This Trigonometrical Plan Of The Town And Port Of Liverpool Including The Environs Of Kirkdale Everton Low Hill & Toxteth Park From Actual Survey Is By Permission Most Respectfully Dedicated To The Worshipful Mayor And Common Council By Their Most Obedient And Obliged Humble Servant Michael Alexander Gage

Cartographer: Gage, Michael Alexander
Publisher: M.A. Gage
Price: £1200 including postage in the UK
Publication Date: 1836
Edition: First edition
Map Size: 166cm x 105cm
Binding: Original red morocco slipcase
Condition: Very good plus in very good slipcase

Condition:

Folding map. Dissected on linen. Map has very slight age-toning and offsetting which is much less evident than usual and no apparent fading with bright and original hand-colouring. The red morocco slipcase is rubbed and worn and in very good condition overall. A very nice copy indeed.

Michael Gage’s Plan of Liverpool: A Brief Overview

Overview

Michael Alexander Gage’s Trigonometrical Plan is one of the most important early nineteenth-century large-scale maps of Liverpool, produced during a period of rapid urban expansion, escalating maritime trade, and major civic investment. Created from meticulous “actual survey” and published in the 1830s, the work reflects Gage’s ambition to bring mathematical precision and scientific surveying practice to the representation of a city that was, at the time, one of the most dynamic ports in the world.

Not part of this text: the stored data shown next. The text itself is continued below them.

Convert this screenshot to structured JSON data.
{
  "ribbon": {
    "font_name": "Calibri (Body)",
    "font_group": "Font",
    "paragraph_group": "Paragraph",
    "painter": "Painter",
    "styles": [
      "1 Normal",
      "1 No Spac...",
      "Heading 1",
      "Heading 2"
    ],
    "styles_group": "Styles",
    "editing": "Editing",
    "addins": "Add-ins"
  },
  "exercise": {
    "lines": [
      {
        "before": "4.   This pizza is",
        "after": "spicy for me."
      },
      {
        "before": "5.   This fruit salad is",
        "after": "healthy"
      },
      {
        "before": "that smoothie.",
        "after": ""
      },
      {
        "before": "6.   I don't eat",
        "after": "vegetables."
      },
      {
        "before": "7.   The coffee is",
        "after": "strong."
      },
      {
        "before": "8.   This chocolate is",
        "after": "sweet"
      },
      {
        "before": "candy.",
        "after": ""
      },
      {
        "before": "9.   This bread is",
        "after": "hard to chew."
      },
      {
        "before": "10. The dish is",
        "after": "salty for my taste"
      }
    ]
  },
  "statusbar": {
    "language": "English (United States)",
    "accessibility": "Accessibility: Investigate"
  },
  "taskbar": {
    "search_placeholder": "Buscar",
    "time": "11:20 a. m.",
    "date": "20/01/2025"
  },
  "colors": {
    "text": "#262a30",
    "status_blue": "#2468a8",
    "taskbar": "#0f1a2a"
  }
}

The dedication — “Most respectfully dedicated to the Worshipful Mayor and Common Council” — signals both the civic significance of the map and its intended role as an authoritative reference for municipal planning, land management, and commercial development.

About Michael Alexander Gage

Michael Alexander Gage (c.1800–1840s) was a surveyor, cartographer, and civil engineer active during a transformative era for Liverpool. His work demonstrates:

  • Technical competence in trigonometrical surveying, a method that allowed unprecedented accuracy before the advent of modern geodetic instruments.
  • Professional integrity, evidenced by his insistence on data collected from field measurement rather than derivative copying.
  • Relevance and authority, as Gage’s maps were used by landowners, merchants, surveyors, estate trustees, and municipal officials.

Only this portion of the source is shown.